The LCC Framework does not dictate business models but supports an infrastructure for the creative industries to develop their own. The RRM will be a catalyst to encourage the automated management of content rights in the digital network. The LCC provides a technical framework for interoperability: how it is used is entirely up to those who wish to benefit from it.
Angela Mills Wade, Executive Director of the European Publishers Council (EPC), the organisation that first initiated the LCC, said there was a huge and rapidly expanding amount of digital content available throughout the Internet, noting that it was often difficult for either companies or individuals who want to trade in rights to find each other. “The LCC Framework addresses this problem head on and aims to secure the highest possible level of automation in licensing.

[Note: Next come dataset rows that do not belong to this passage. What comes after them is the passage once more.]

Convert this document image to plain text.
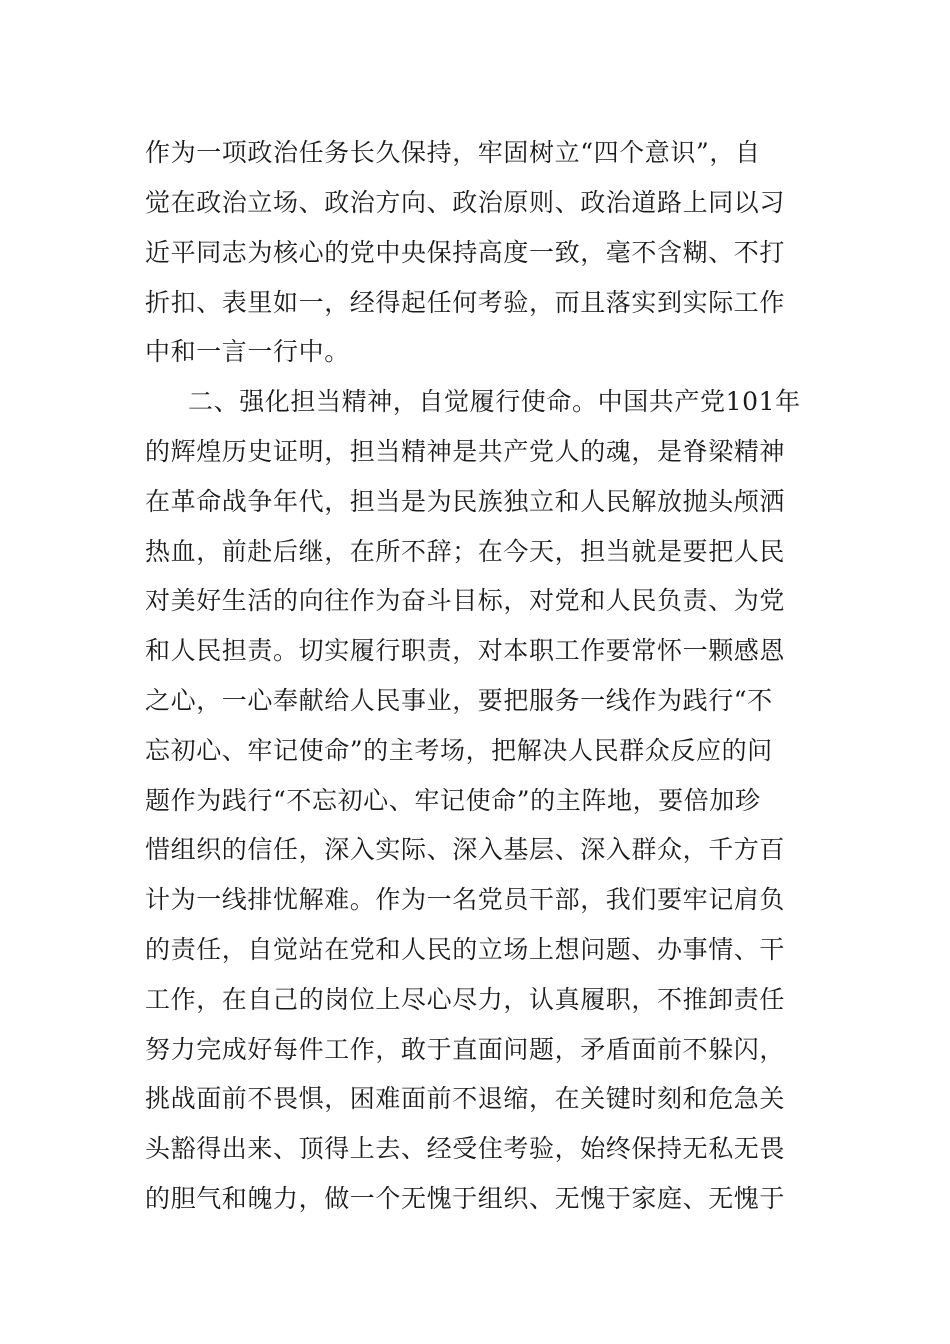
作为一项政治任务长久保持，牢固树立“四个意识”，自
觉在政治立场、政治方向、政治原则、政治道路上同以习
近平同志为核心的党中央保持高度一致，毫不含糊、不打
折扣、表里如一，经得起任何考验，而且落实到实际工作
中和一言一行中。
二、强化担当精神，自觉履行使命。中国共产党101年
的辉煌历史证明，担当精神是共产党人的魂，是脊梁精神
在革命战争年代，担当是为民族独立和人民解放抛头颅洒
热血，前赴后继，在所不辞；在今天，担当就是要把人民
对美好生活的向往作为奋斗目标，对党和人民负责、为党
和人民担责。切实履行职责，对本职工作要常怀一颗感恩
之心，一心奉献给人民事业，要把服务一线作为践行“不
忘初心、牢记使命”的主考场，把解决人民群众反应的问
题作为践行“不忘初心、牢记使命”的主阵地，要倍加珍
惜组织的信任，深入实际、深入基层、深入群众，千方百
计为一线排忧解难。作为一名党员干部，我们要牢记肩负
的责任，自觉站在党和人民的立场上想问题、办事情、干
工作，在自己的岗位上尽心尽力，认真履职，不推卸责任
努力完成好每件工作，敢于直面问题，矛盾面前不躲闪，
挑战面前不畏惧，困难面前不退缩，在关键时刻和危急关
头豁得出来、顶得上去、经受住考验，始终保持无私无畏
的胆气和魄力，做一个无愧于组织、无愧于家庭、无愧于
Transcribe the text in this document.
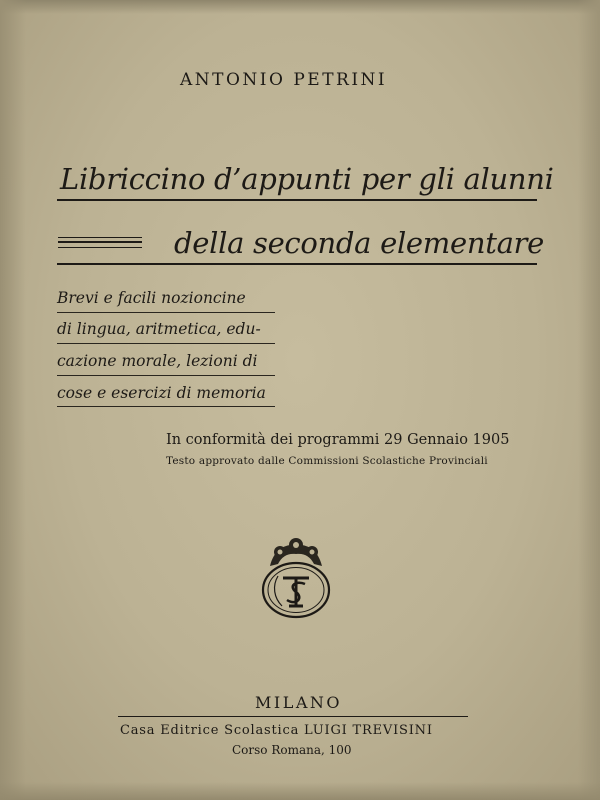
ANTONIO PETRINI
Libriccino d’appunti per gli alunni
della seconda elementare
Brevi e facili nozioncine
di lingua, aritmetica, edu-
cazione morale, lezioni di
cose e esercizi di memoria
In conformità dei programmi 29 Gennaio 1905
Testo approvato dalle Commissioni Scolastiche Provinciali
MILANO
Casa Editrice Scolastica LUIGI TREVISINI
Corso Romana, 100
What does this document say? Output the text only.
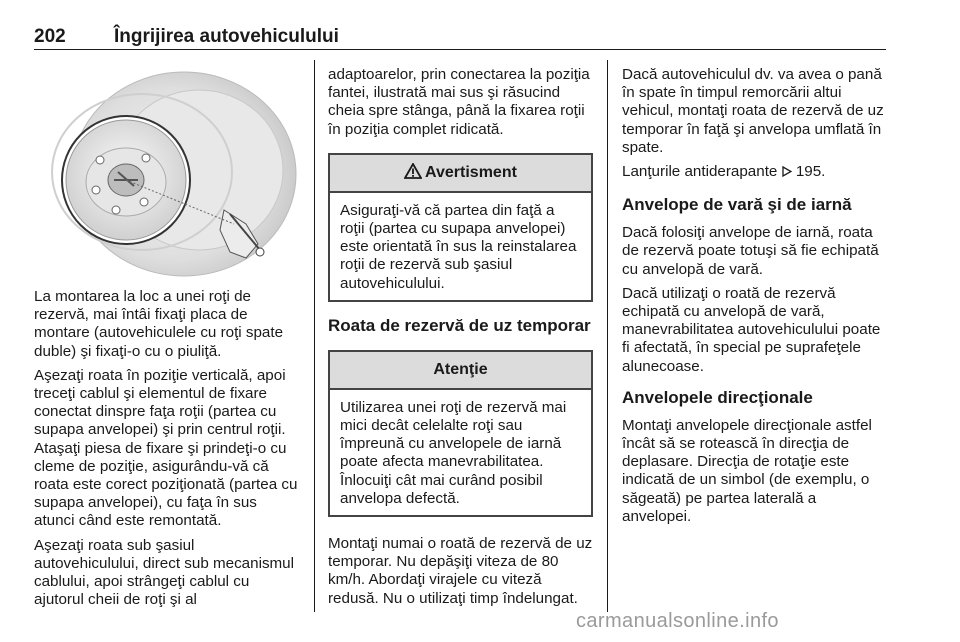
202	Îngrijirea autovehiculului

La montarea la loc a unei roţi de rezervă, mai întâi fixaţi placa de montare (autovehiculele cu roţi spate duble) şi fixaţi-o cu o piuliţă.

Aşezaţi roata în poziţie verticală, apoi treceţi cablul şi elementul de fixare conectat dinspre faţa roţii (partea cu supapa anvelopei) şi prin centrul roţii. Ataşaţi piesa de fixare şi prindeţi-o cu cleme de poziţie, asigurându-vă că roata este corect poziţionată (partea cu supapa anvelopei), cu faţa în sus atunci când este remontată.

Aşezaţi roata sub şasiul autovehiculului, direct sub mecanismul cablului, apoi strângeţi cablul cu ajutorul cheii de roţi şi al

adaptoarelor, prin conectarea la poziţia fantei, ilustrată mai sus şi răsucind cheia spre stânga, până la fixarea roţii în poziţia complet ridicată.

Avertisment
Asiguraţi-vă că partea din faţă a roţii (partea cu supapa anvelopei) este orientată în sus la reinstalarea roţii de rezervă sub şasiul autovehiculului.
Roata de rezervă de uz temporar
Atenţie
Utilizarea unei roţi de rezervă mai mici decât celelalte roţi sau împreună cu anvelopele de iarnă poate afecta manevrabilitatea. Înlocuiţi cât mai curând posibil anvelopa defectă.

Montaţi numai o roată de rezervă de uz temporar. Nu depăşiţi viteza de 80 km/h. Abordaţi virajele cu viteză redusă. Nu o utilizaţi timp îndelungat.

Dacă autovehiculul dv. va avea o pană în spate în timpul remorcării altui vehicul, montaţi roata de rezervă de uz temporar în faţă şi anvelopa umflată în spate.

Lanţurile antiderapante 195.

Anvelope de vară şi de iarnă

Dacă folosiţi anvelope de iarnă, roata de rezervă poate totuşi să fie echipată cu anvelopă de vară.

Dacă utilizaţi o roată de rezervă echipată cu anvelopă de vară, manevrabilitatea autovehiculului poate fi afectată, în special pe suprafeţele alunecoase.

Anvelopele direcţionale

Montaţi anvelopele direcţionale astfel încât să se rotească în direcţia de deplasare. Direcţia de rotaţie este indicată de un simbol (de exemplu, o săgeată) pe partea laterală a anvelopei.

carmanualsonline.info
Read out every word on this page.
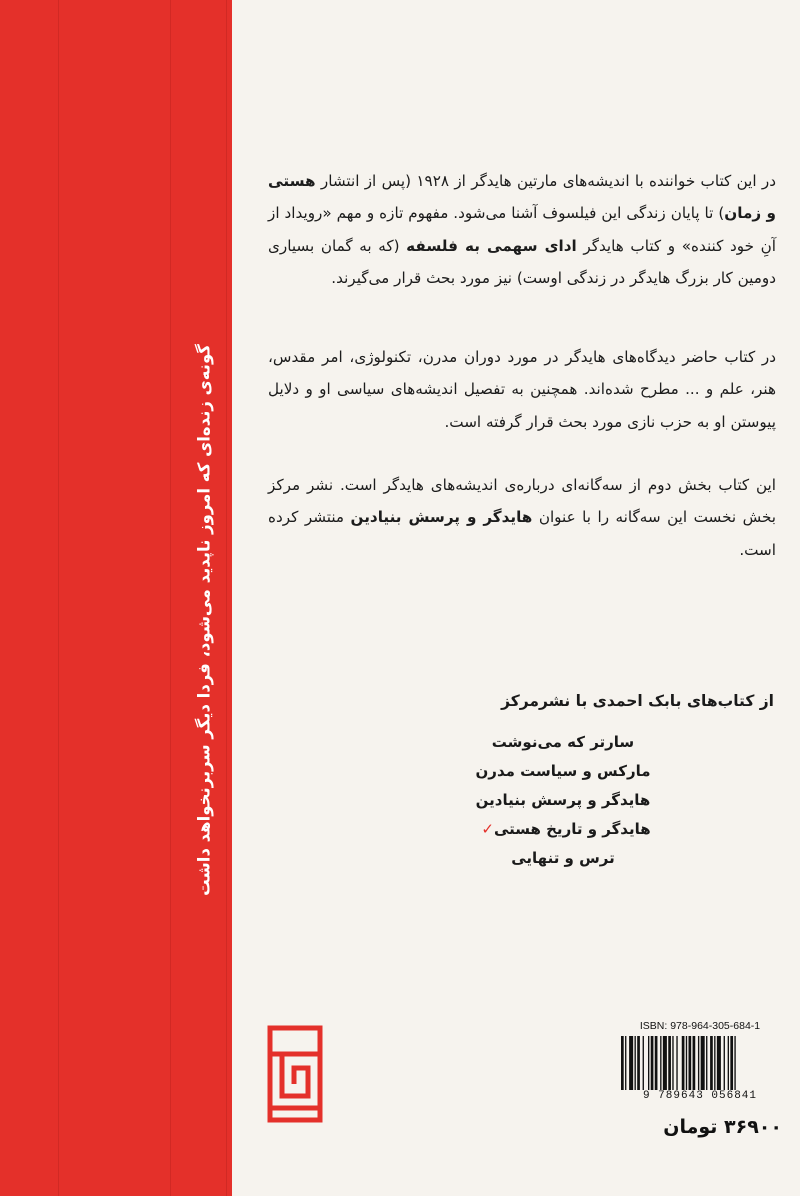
گونه‌ی زنده‌ای که امروز ناپدید می‌شود، فردا دیگر سربرنخواهد داشت
در این کتاب خواننده با اندیشه‌های مارتین هایدگر از ۱۹۲۸ (پس از انتشار هستی و زمان) تا پایان زندگی این فیلسوف آشنا می‌شود. مفهوم تازه و مهم «رویداد از آنِ خود کننده» و کتاب هایدگر ادای سهمی به فلسفه (که به گمان بسیاری دومین کار بزرگ هایدگر در زندگی اوست) نیز مورد بحث قرار می‌گیرند.
در کتاب حاضر دیدگاه‌های هایدگر در مورد دوران مدرن، تکنولوژی، امر مقدس، هنر، علم و ... مطرح شده‌اند. همچنین به تفصیل اندیشه‌های سیاسی او و دلایل پیوستن او به حزب نازی مورد بحث قرار گرفته است.
این کتاب بخش دوم از سه‌گانه‌ای درباره‌ی اندیشه‌های هایدگر است. نشر مرکز بخش نخست این سه‌گانه را با عنوان هایدگر و پرسش بنیادین منتشر کرده است.
از کتاب‌های بابک احمدی با نشرمرکز
سارتر که می‌نوشت
مارکس و سیاست مدرن
هایدگر و پرسش بنیادین
هایدگر و تاریخ هستی✓
ترس و تنهایی
ISBN: 978-964-305-684-1
9 789643 056841
۳۶۹۰۰ تومان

This will reduce barriers to entry, reduce cost in the supply chain, increase volume of use and encourage innovation,” she advised.
The LCC Framework is now available for peer review. It is also being tested in a project co-funded by the European Commission called Rights Data Integration (RDI), scheduled to start in May. This takes live data Sources and Exchanges from all major content sectors and will create a prototype multi-media rights data hub.
Meanwhile, discussions are underway for the LCC’s Rights Reference Model to form the basis of the UK’s new ‘Copyright Hub’. The Copyright Hub is being built and led by the UK’s creative industries following recommendations in the Hargreaves Report commissioned by the UK Government. When completed, the Hub will be a portal with intelligent connections to a wide range of websites, digital copyright exchanges and databases in the UK and around the world, with the focus on making copyright licensing easier and cheaper for and in the digital age.
Richard Hooper CBE, Chairman of the Copyright Hub Launch Group, said: “In our final report Copyright Works, Dr Ros Lynch and I fully supported the work of LCC and said it was ‘a very necessary and real building block for the Copyright Hub’. Less than a year later we are delighted that LCC has published its recommended data architecture and best practice guidelines. We now plan to ensure that this work is properly plugged into the work of the Copyright Hub, so that the data problems of the past that have been harming easier copyright licensing are left where they should be – in the past.”
According to the LCC, the collaboration has been so successful that it is proposing to form a consortium of standards bodies in order to continue the cross-media cooperation and in order to continue to work on projects to boost the digital economy.